みんなとバドミントンをしている画像を母親に送ろうとしてやめたのは、電話でもかかってきたらきっと三十分で会話は終わらせられないからだ。忙しいと言って会話を途中で切ろうとすると母親は寂しそうにするから、いつも時間を作ってから電話をしている。急いでシャワーを浴びて扇風機に当たりながら髪を乾かしていると、夕方のチャイムが鳴り響く。
生粋の運動音痴が炎天下で長時間バドミントンさせられたら、体力が底を尽きないわけがない。冷たい麦茶を飲んでなんとか眠気を吹き飛ばそうとしているが、目を閉じれば数秒で眠れる自信がある。そして二十分もせずインターホンは連打された。
あくびで溢れる涙を何度も拭きながら、テレビをつけてソファに座る。奏は膝を抱えて腕の上に顎をのせ、清春はぴったり張りつくように隣に腰掛け、片足あぐらにしてだらっと座った。しばらくテレビを見ていたが映像が飛び飛びになり、自分が寝かけていることに気づいたときには体がふわりと倒されて、清春のあぐらのなかに寝かされていた。
「えっ」
部活を辞めてからだいぶたっているのに強い弓を引いてきた腕力は健在で、首にがっちりと回された腕の硬さと腰を掴む手の力の強さに動揺する。

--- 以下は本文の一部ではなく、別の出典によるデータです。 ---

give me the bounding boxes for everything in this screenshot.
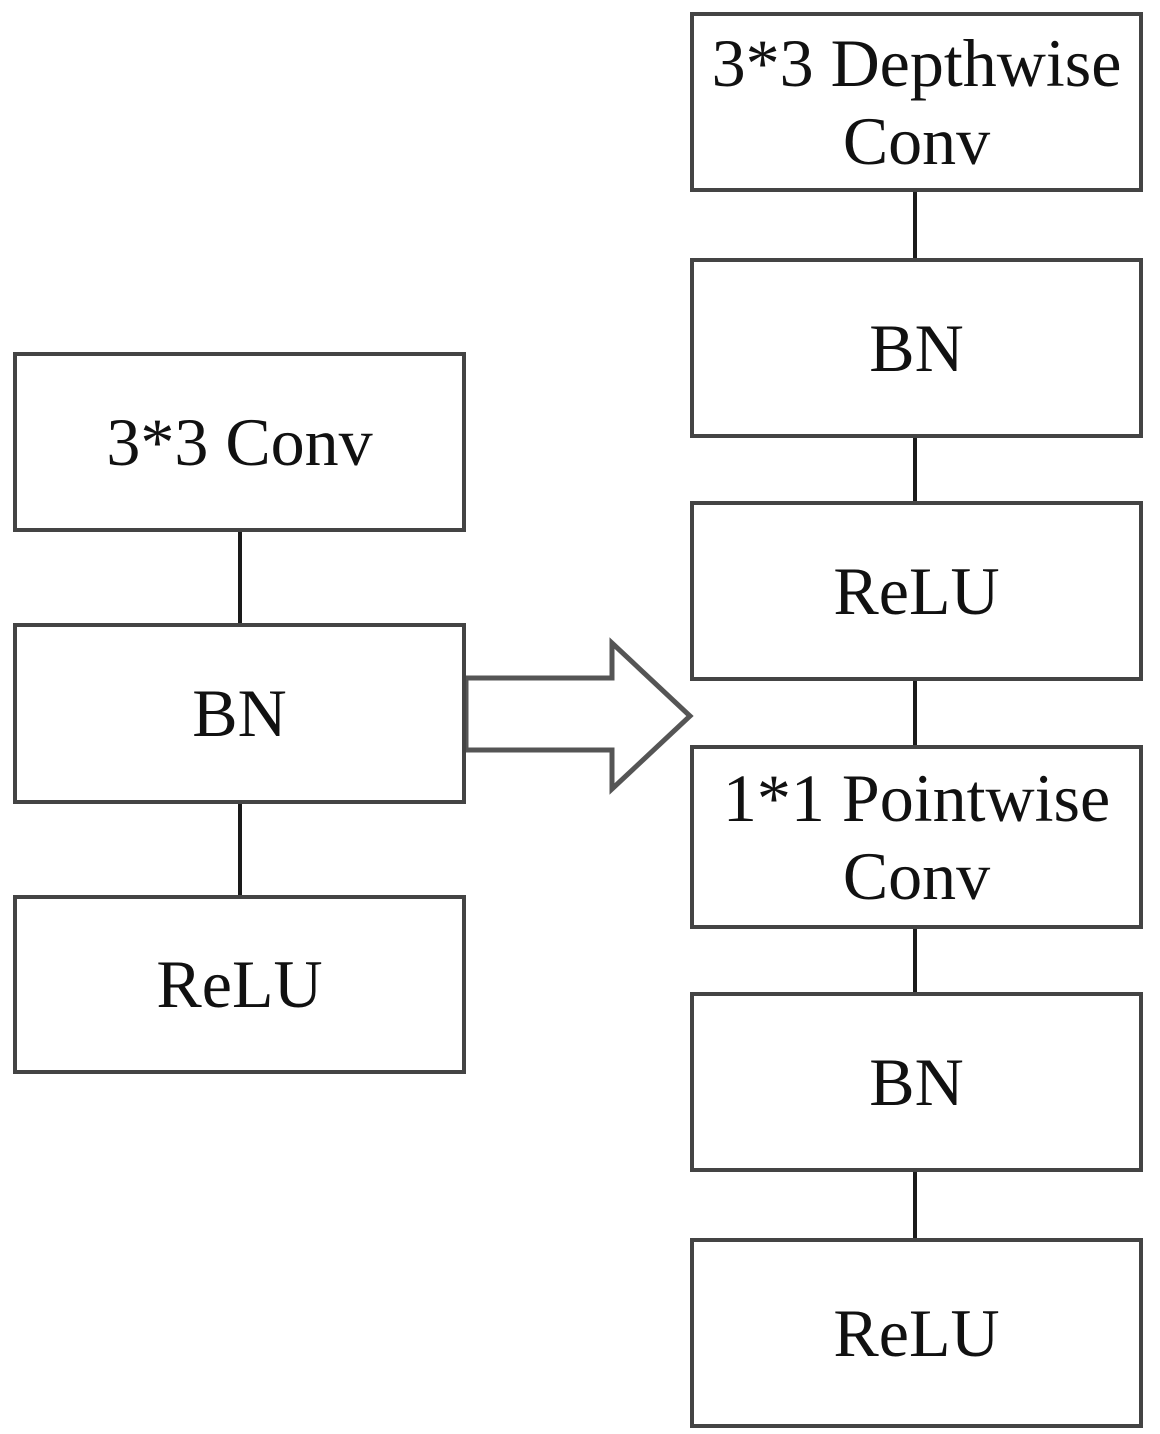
box-relu-left: ReLU <box>13 895 466 1074</box>
box-relu-right-1-label: ReLU <box>833 552 1000 629</box>
box-relu-right-2-label: ReLU <box>833 1294 1000 1371</box>
box-relu-right-2: ReLU <box>690 1238 1143 1428</box>
box-relu-left-label: ReLU <box>156 946 323 1023</box>
connector-line <box>913 1170 917 1240</box>
box-bn-left: BN <box>13 623 466 804</box>
box-bn-right-2-label: BN <box>869 1043 964 1120</box>
box-3x3-depthwise-conv-label: 3*3 Depthwise Conv <box>711 24 1122 179</box>
connector-line <box>238 530 242 625</box>
connector-line <box>913 679 917 747</box>
box-bn-right-2: BN <box>690 992 1143 1172</box>
box-1x1-pointwise-conv: 1*1 Pointwise Conv <box>690 745 1143 929</box>
box-3x3-conv-label: 3*3 Conv <box>106 403 373 480</box>
box-bn-right-1-label: BN <box>869 309 964 386</box>
right-block-arrow-icon <box>463 637 694 795</box>
box-1x1-pointwise-conv-label: 1*1 Pointwise Conv <box>722 759 1111 914</box>
connector-line <box>238 801 242 897</box>
box-3x3-depthwise-conv: 3*3 Depthwise Conv <box>690 12 1143 192</box>
box-relu-right-1: ReLU <box>690 501 1143 681</box>
transform-arrow <box>458 633 698 798</box>
box-bn-left-label: BN <box>192 675 287 752</box>
connector-line <box>913 190 917 260</box>
connector-line <box>913 436 917 503</box>
box-3x3-conv: 3*3 Conv <box>13 352 466 532</box>
box-bn-right-1: BN <box>690 258 1143 438</box>
connector-line <box>913 926 917 994</box>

そのまま覆いかぶさってきて慌てもがいても微動だにせず、清春が力を緩めるまで何もできなかった。
「やりすぎだよ」
強めの口調で咎めると、清春は呆れたような声で言った。
「あのね、俺の言う青春ってこういうことも含んでるんだよ。奏は俺の青春を優先するって言ったよね」
「そういうことじゃない、タイムタイム」
じたばたする奏の顎を押さえ込んでじっと見下ろしている。いくら暴れても押さえつける腕は振り払えなかったが清春はそれからなにをするでもなく、抵抗する体力も尽きて力を抜くとよしよしと頭を撫でてきた。
突然の強い光がまぶたを通して差しこみ、呻きながら顔をあげるとリビングの電気をつけた父が驚いて声をかけてきた。
「あ、そこで寝ていたのか、眩しかった? ごめんな」
父が鼻歌を歌っている。その様子をぼーっとしながら眺め、時計を確認するとすでに夜九時を回っていた。すこしずつ冴えてくる頭であたりをうかがうと、奏はソファでブランケットをかけて寝ていて服装に乱れはない。夢の中の出来事だったのかと思いたかったが未読メッセージを確認すると、清春から玄関を施錠するために奏の家鍵を持ち帰ったことと、いいところで寝落ちするな、という文句が書かれていた。思いのほか清春の腕のなかは居心地よくて、どうやらあのまま寝てしまったようだ。いくら疲れていたとはいえあまりの醜態に、奏はクッションに顔を埋めて思い切り唸る。
ソファのうえで暴れる娘に父が、今日はどうだったと訊いてくる。バドミントンでちっとも活躍できなかったことを話し、画像を見せると「青春だなあ」と嬉しそうに言った。その青春とやらを謳歌したくてたまらない悪魔にいたずらをされていますよ、と奏は心の中で報告した。